Electronic excitation, luminescence and particle emission : Studying ion-induced phenomena in ToF-MEIS

Abstract: Medium energy ion scattering (MEIS) is an experimental technique for the high-resolution depth profiling of thin films. Commonly, ions with energies between several ten to a few hundred keV are employed as probes, and backscattered particles are detected. Apart from scattering, keV ions can upon their interaction with matter induce luminescence, electron emission and the sputtering of neutrals and ions. However, research on this secondary particle emission in the medium energy regime is scarce. Thus, this thesis aims to perform a systematic analysis of 1) ion-induced photon emission and 2) the sputtering of positive ions in a time-of-flight (ToF) MEIS set-up. A significant fraction of photons exhibits energies of only a few eV, which is on the order of typical valence transitions in solids.
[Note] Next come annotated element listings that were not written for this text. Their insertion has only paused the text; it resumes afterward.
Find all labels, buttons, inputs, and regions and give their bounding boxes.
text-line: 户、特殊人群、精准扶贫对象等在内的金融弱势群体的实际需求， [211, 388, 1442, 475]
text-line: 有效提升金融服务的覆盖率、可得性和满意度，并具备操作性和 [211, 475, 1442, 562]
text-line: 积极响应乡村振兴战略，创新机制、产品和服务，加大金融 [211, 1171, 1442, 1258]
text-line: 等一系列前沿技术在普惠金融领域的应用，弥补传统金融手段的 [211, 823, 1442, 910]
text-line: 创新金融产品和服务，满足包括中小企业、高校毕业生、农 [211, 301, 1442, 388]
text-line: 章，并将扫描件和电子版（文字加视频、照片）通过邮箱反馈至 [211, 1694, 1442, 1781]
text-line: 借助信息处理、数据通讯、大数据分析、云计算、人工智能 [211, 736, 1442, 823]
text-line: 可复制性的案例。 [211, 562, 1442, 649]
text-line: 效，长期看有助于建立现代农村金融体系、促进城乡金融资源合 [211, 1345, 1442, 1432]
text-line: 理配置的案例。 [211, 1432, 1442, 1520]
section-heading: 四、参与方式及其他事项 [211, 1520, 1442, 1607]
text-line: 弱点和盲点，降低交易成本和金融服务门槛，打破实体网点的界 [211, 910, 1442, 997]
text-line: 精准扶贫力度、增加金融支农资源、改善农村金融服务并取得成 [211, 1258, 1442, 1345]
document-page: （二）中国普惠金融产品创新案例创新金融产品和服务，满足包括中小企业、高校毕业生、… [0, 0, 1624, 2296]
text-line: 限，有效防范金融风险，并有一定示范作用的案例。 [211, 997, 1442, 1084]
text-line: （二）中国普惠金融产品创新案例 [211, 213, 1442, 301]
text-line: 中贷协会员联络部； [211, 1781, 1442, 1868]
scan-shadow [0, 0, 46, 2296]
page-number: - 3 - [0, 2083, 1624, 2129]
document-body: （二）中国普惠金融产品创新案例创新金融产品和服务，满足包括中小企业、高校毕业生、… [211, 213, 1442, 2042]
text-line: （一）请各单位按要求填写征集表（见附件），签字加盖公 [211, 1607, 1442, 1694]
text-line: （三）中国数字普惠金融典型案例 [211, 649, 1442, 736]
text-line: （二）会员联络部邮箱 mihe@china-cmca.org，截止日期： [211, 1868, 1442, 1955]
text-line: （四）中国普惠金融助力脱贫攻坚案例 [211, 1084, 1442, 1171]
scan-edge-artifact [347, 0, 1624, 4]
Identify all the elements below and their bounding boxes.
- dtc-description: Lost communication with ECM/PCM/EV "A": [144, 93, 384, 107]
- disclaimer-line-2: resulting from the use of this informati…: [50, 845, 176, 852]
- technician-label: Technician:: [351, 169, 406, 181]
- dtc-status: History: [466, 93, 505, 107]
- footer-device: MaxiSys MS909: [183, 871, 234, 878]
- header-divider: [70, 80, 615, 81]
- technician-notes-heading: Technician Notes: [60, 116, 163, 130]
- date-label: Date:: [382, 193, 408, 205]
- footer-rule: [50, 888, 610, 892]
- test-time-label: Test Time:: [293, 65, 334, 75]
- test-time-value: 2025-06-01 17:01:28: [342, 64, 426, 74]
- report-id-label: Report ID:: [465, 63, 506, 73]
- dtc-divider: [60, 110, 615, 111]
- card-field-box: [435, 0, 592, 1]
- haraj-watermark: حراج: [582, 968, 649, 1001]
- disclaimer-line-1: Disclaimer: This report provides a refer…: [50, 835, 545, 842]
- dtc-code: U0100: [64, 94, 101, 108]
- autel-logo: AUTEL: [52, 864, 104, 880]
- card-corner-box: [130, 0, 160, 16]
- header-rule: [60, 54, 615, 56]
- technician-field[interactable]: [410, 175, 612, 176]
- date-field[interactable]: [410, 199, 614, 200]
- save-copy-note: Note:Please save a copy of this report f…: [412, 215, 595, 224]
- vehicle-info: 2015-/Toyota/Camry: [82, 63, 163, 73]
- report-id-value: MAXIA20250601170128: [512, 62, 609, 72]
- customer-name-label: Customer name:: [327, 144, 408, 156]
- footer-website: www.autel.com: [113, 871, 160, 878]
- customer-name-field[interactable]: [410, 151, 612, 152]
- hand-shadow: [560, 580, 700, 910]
The dependence of the photon yield on several experimental parameters is studied. By analysing the dependence on the employed geometry, it is concluded that photons are produced along the whole trajectory of the incident ion. Furthermore, the photon yield shows a strong material dependence, which seems to be subject to matrix effects. To study the sputtering process, mass spectrometry was integrated into an existing ToF-MEIS set-up. The secondary ions exhibit very low initial kinetic energies and, therefore, need to be accelerated by a sufficiently high voltage. Then, atomic and molecular ions originating both from the employed target material and surface contaminations can be detected. Whereas experimental evidence suggests a predominantly electronic sputtering process for species adsorbed to the surface, target bulk constituents seem to be sputtered by nuclear collision cascades.